Nell’ambito del grande progetto arancione per la “valorizzazione” di un luogo simbolo già di per sé incantevole e per questo noto nel mondo, gli amministratori comunali e l’incredibile soprintendente, quest’ultimo dopo aver ottenuto l’allontanamento dello stadio tennistico e del back stage dall’arenile, dalla murata e dalla rotonda di Alvino, hanno concesso al Circolo del Tennis di erigere proprio sul monumento a Diaz un enorme “casatiello” di ferraglia. Una struttura orrenda che, di fatto, ha nascosto – a seconda del punto di osservazione – la collina di Posillipo ed il Castel dell’Ovo e che l’organizzazione, per ripagare i turisti dello scippo paesaggistico, ha pensato bene di collocare lungo i lati lunghi dello stadio due patetiche gigantografie delle viste rubate.
Stessa sorte per il rilevante monumento affogato in un mare di tubi ferrosi, ormai percepibile soltanto per la figura Armando Diaz che emerge a stento dalla curva del “ferro di cavallo”.
L’inopportunità di collocare siffatto mostro metallico in un’area evocante il sacrificio di tante giovani vite napoletane sull’altare del grande sogno risorgimentale, doveva essere dettata dallo spirito che ha accompagnato le celebrazioni del 150 anniversario dell’Unità d’Italia. Mi rendo conto, tuttavia, che ciò attiene alla sensibilità individuale e collettiva. Da un’amministrazione che sta dimostrando di volare bassissimo, se non addirittura al di sotto della linea dell’orizzonte (quartiere a luci rosse), non si può certo pretendere rispetto per i valori spirituali alti e nobili della Patria.
Ma che oltre all’oltraggio debba essere consentita anche la parziale distruzione del monumento questo no! Signor soprintendente intervenga.

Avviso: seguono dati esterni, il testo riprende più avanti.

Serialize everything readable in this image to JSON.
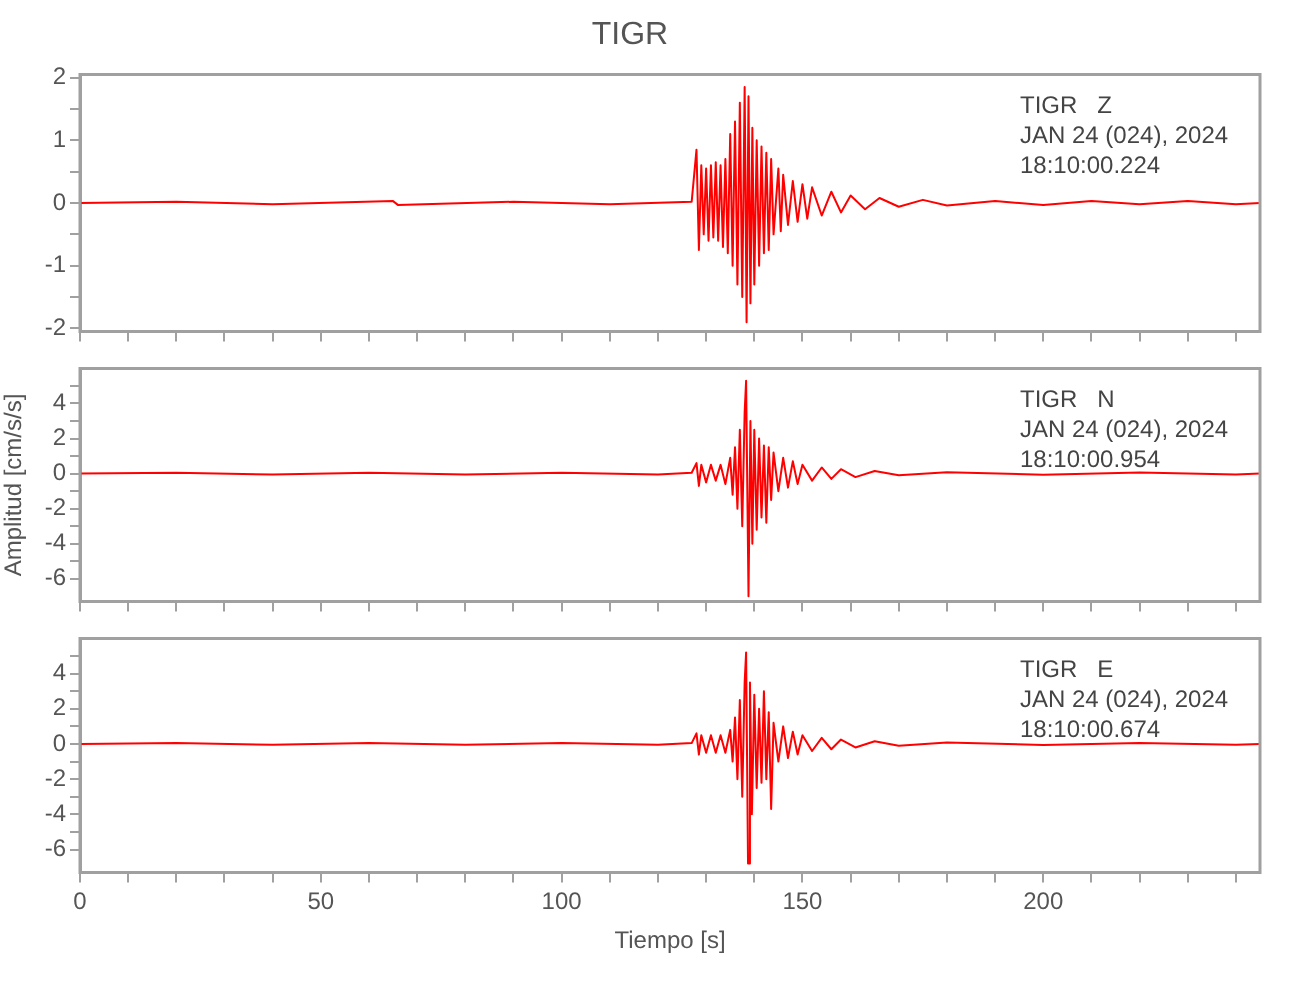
{
  "chart_data": [
    {
      "type": "line",
      "title": "TIGR",
      "annotations": [
        "TIGR   Z",
        "JAN 24 (024), 2024",
        "18:10:00.224"
      ],
      "xlim": [
        0,
        245
      ],
      "ylim": [
        -2.05,
        2.05
      ],
      "xticks": [
        0,
        {
          "value": 10,
          "label": null
        },
        {
          "value": 20,
          "label": null
        },
        {
          "value": 30,
          "label": null
        },
        {
          "value": 40,
          "label": null
        },
        50,
        {
          "value": 60,
          "label": null
        },
        {
          "value": 70,
          "label": null
        },
        {
          "value": 80,
          "label": null
        },
        {
          "value": 90,
          "label": null
        },
        100,
        {
          "value": 110,
          "label": null
        },
        {
          "value": 120,
          "label": null
        },
        {
          "value": 130,
          "label": null
        },
        {
          "value": 140,
          "label": null
        },
        150,
        {
          "value": 160,
          "label": null
        },
        {
          "value": 170,
          "label": null
        },
        {
          "value": 180,
          "label": null
        },
        {
          "value": 190,
          "label": null
        },
        200,
        {
          "value": 210,
          "label": null
        },
        {
          "value": 220,
          "label": null
        },
        {
          "value": 230,
          "label": null
        },
        {
          "value": 240,
          "label": null
        }
      ],
      "yticks": [
        -2,
        {
          "value": -1.5,
          "label": null
        },
        -1,
        {
          "value": -0.5,
          "label": null
        },
        0,
        {
          "value": 0.5,
          "label": null
        },
        1,
        {
          "value": 1.5,
          "label": null
        },
        2
      ],
      "tick_labels": "y",
      "grid": false,
      "legend": false,
      "marker": "none",
      "line_style": "solid",
      "series": [
        {
          "color": "#ff0000",
          "x": [
            0,
            20,
            40,
            65,
            66,
            90,
            110,
            127,
            128,
            128.5,
            129,
            129.5,
            130,
            130.5,
            131,
            131.5,
            132,
            132.5,
            133,
            133.5,
            134,
            134.5,
            135,
            135.5,
            136,
            136.5,
            137,
            137.5,
            138,
            138.4,
            138.8,
            139.2,
            139.6,
            140,
            140.5,
            141,
            141.5,
            142,
            142.5,
            143,
            143.5,
            144,
            145,
            145.5,
            146,
            147,
            148,
            149,
            150,
            151,
            152,
            154,
            156,
            158,
            160,
            163,
            166,
            170,
            175,
            180,
            190,
            200,
            210,
            220,
            230,
            240,
            245
          ],
          "values": [
            0,
            0.02,
            -0.02,
            0.03,
            -0.03,
            0.02,
            -0.02,
            0.02,
            0.85,
            -0.75,
            0.6,
            -0.5,
            0.55,
            -0.6,
            0.6,
            -0.55,
            0.65,
            -0.6,
            0.6,
            -0.7,
            0.7,
            -0.8,
            1.1,
            -1.0,
            1.3,
            -1.3,
            1.6,
            -1.5,
            1.85,
            -1.9,
            1.7,
            -1.6,
            1.2,
            -1.3,
            1.0,
            -1.0,
            0.9,
            -0.8,
            0.8,
            -0.75,
            0.7,
            -0.5,
            0.55,
            -0.45,
            0.45,
            -0.35,
            0.35,
            -0.3,
            0.3,
            -0.25,
            0.25,
            -0.2,
            0.18,
            -0.15,
            0.12,
            -0.1,
            0.08,
            -0.06,
            0.05,
            -0.04,
            0.03,
            -0.03,
            0.03,
            -0.02,
            0.03,
            -0.02,
            0
          ]
        }
      ]
    },
    {
      "type": "line",
      "ylabel": "Amplitud [cm/s/s]",
      "annotations": [
        "TIGR   N",
        "JAN 24 (024), 2024",
        "18:10:00.954"
      ],
      "xlim": [
        0,
        245
      ],
      "ylim": [
        -7.3,
        6
      ],
      "xticks": [
        0,
        {
          "value": 10,
          "label": null
        },
        {
          "value": 20,
          "label": null
        },
        {
          "value": 30,
          "label": null
        },
        {
          "value": 40,
          "label": null
        },
        50,
        {
          "value": 60,
          "label": null
        },
        {
          "value": 70,
          "label": null
        },
        {
          "value": 80,
          "label": null
        },
        {
          "value": 90,
          "label": null
        },
        100,
        {
          "value": 110,
          "label": null
        },
        {
          "value": 120,
          "label": null
        },
        {
          "value": 130,
          "label": null
        },
        {
          "value": 140,
          "label": null
        },
        150,
        {
          "value": 160,
          "label": null
        },
        {
          "value": 170,
          "label": null
        },
        {
          "value": 180,
          "label": null
        },
        {
          "value": 190,
          "label": null
        },
        200,
        {
          "value": 210,
          "label": null
        },
        {
          "value": 220,
          "label": null
        },
        {
          "value": 230,
          "label": null
        },
        {
          "value": 240,
          "label": null
        }
      ],
      "yticks": [
        -6,
        {
          "value": -5,
          "label": null
        },
        -4,
        {
          "value": -3,
          "label": null
        },
        -2,
        {
          "value": -1,
          "label": null
        },
        0,
        {
          "value": 1,
          "label": null
        },
        2,
        {
          "value": 3,
          "label": null
        },
        4,
        {
          "value": 5,
          "label": null
        }
      ],
      "tick_labels": "y",
      "grid": false,
      "legend": false,
      "marker": "none",
      "line_style": "solid",
      "series": [
        {
          "color": "#ff0000",
          "x": [
            0,
            20,
            40,
            60,
            80,
            100,
            120,
            127,
            128,
            128.5,
            129,
            130,
            131,
            132,
            133,
            134,
            135,
            135.5,
            136,
            136.5,
            137,
            137.5,
            138,
            138.3,
            138.8,
            139.2,
            139.6,
            140,
            140.5,
            141,
            141.5,
            142,
            142.5,
            143,
            143.5,
            144,
            145,
            146,
            147,
            148,
            149,
            150,
            152,
            154,
            156,
            158,
            161,
            165,
            170,
            180,
            200,
            220,
            240,
            245
          ],
          "values": [
            0,
            0.05,
            -0.05,
            0.05,
            -0.05,
            0.05,
            -0.05,
            0.05,
            0.6,
            -0.7,
            0.5,
            -0.5,
            0.5,
            -0.4,
            0.5,
            -0.6,
            0.9,
            -1.2,
            1.5,
            -2.0,
            2.5,
            -3.0,
            3.5,
            5.3,
            -7.0,
            3.0,
            -4.0,
            2.5,
            -3.2,
            2.0,
            -2.5,
            1.6,
            -2.8,
            1.5,
            -1.5,
            1.2,
            -1.0,
            0.9,
            -0.8,
            0.7,
            -0.6,
            0.5,
            -0.4,
            0.35,
            -0.3,
            0.25,
            -0.2,
            0.15,
            -0.1,
            0.08,
            -0.06,
            0.06,
            -0.05,
            0
          ]
        }
      ]
    },
    {
      "type": "line",
      "xlabel": "Tiempo [s]",
      "annotations": [
        "TIGR   E",
        "JAN 24 (024), 2024",
        "18:10:00.674"
      ],
      "xlim": [
        0,
        245
      ],
      "ylim": [
        -7.3,
        6
      ],
      "xticks": [
        0,
        {
          "value": 10,
          "label": null
        },
        {
          "value": 20,
          "label": null
        },
        {
          "value": 30,
          "label": null
        },
        {
          "value": 40,
          "label": null
        },
        50,
        {
          "value": 60,
          "label": null
        },
        {
          "value": 70,
          "label": null
        },
        {
          "value": 80,
          "label": null
        },
        {
          "value": 90,
          "label": null
        },
        100,
        {
          "value": 110,
          "label": null
        },
        {
          "value": 120,
          "label": null
        },
        {
          "value": 130,
          "label": null
        },
        {
          "value": 140,
          "label": null
        },
        150,
        {
          "value": 160,
          "label": null
        },
        {
          "value": 170,
          "label": null
        },
        {
          "value": 180,
          "label": null
        },
        {
          "value": 190,
          "label": null
        },
        200,
        {
          "value": 210,
          "label": null
        },
        {
          "value": 220,
          "label": null
        },
        {
          "value": 230,
          "label": null
        },
        {
          "value": 240,
          "label": null
        }
      ],
      "yticks": [
        -6,
        {
          "value": -5,
          "label": null
        },
        -4,
        {
          "value": -3,
          "label": null
        },
        -2,
        {
          "value": -1,
          "label": null
        },
        0,
        {
          "value": 1,
          "label": null
        },
        2,
        {
          "value": 3,
          "label": null
        },
        4,
        {
          "value": 5,
          "label": null
        }
      ],
      "grid": false,
      "legend": false,
      "marker": "none",
      "line_style": "solid",
      "series": [
        {
          "color": "#ff0000",
          "x": [
            0,
            20,
            40,
            60,
            80,
            100,
            120,
            127,
            128,
            128.5,
            129,
            130,
            131,
            132,
            133,
            134,
            135,
            135.5,
            136,
            136.5,
            137,
            137.5,
            138,
            138.3,
            138.7,
            139.1,
            139.5,
            140,
            140.5,
            141,
            141.5,
            142,
            142.5,
            143,
            143.5,
            144,
            145,
            146,
            147,
            148,
            149,
            150,
            152,
            154,
            156,
            158,
            161,
            165,
            170,
            180,
            200,
            220,
            240,
            245
          ],
          "values": [
            0,
            0.05,
            -0.05,
            0.05,
            -0.05,
            0.05,
            -0.05,
            0.05,
            0.6,
            -0.6,
            0.5,
            -0.5,
            0.5,
            -0.5,
            0.5,
            -0.5,
            0.8,
            -1.0,
            1.5,
            -2.0,
            2.5,
            -3.0,
            3.5,
            5.2,
            -6.8,
            3.5,
            -4.0,
            2.8,
            -2.5,
            2.0,
            -2.2,
            3.0,
            -2.0,
            1.8,
            -3.7,
            1.2,
            -1.0,
            1.0,
            -0.8,
            0.7,
            -0.6,
            0.5,
            -0.4,
            0.35,
            -0.3,
            0.25,
            -0.2,
            0.15,
            -0.1,
            0.08,
            -0.06,
            0.06,
            -0.05,
            0
          ]
        }
      ]
    }
  ]
}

Per sistemare a dovere l’ignobile struttura sono stati, infatti, segati alla base i pennoni portabandiera che incorniciavano il monumento nella veduta dal mare. E’ un atto vandalico gravissimo perché denota l’infimo livello culturale dei nostri amministratori comunali e sottolinea anche in questo caso la totale mancanza di iniziative di tutela della Soprintendenza.
Fa rabbia vedere gli sfregi funzionali e strutturali impunemente arrecati nel tempo al Castello di Aselmeyer di Lamont Young, ai capolavori di Giulio Ulisse Arata, di Giuseppe Vaccaro, di Cesare Bazzani, al patrimonio monumentale visibile e di quello negato. Tutto ciò in una città che fa della valorizzazione turistica una delle leve di forza della propria economia è semplicemente pazzesco.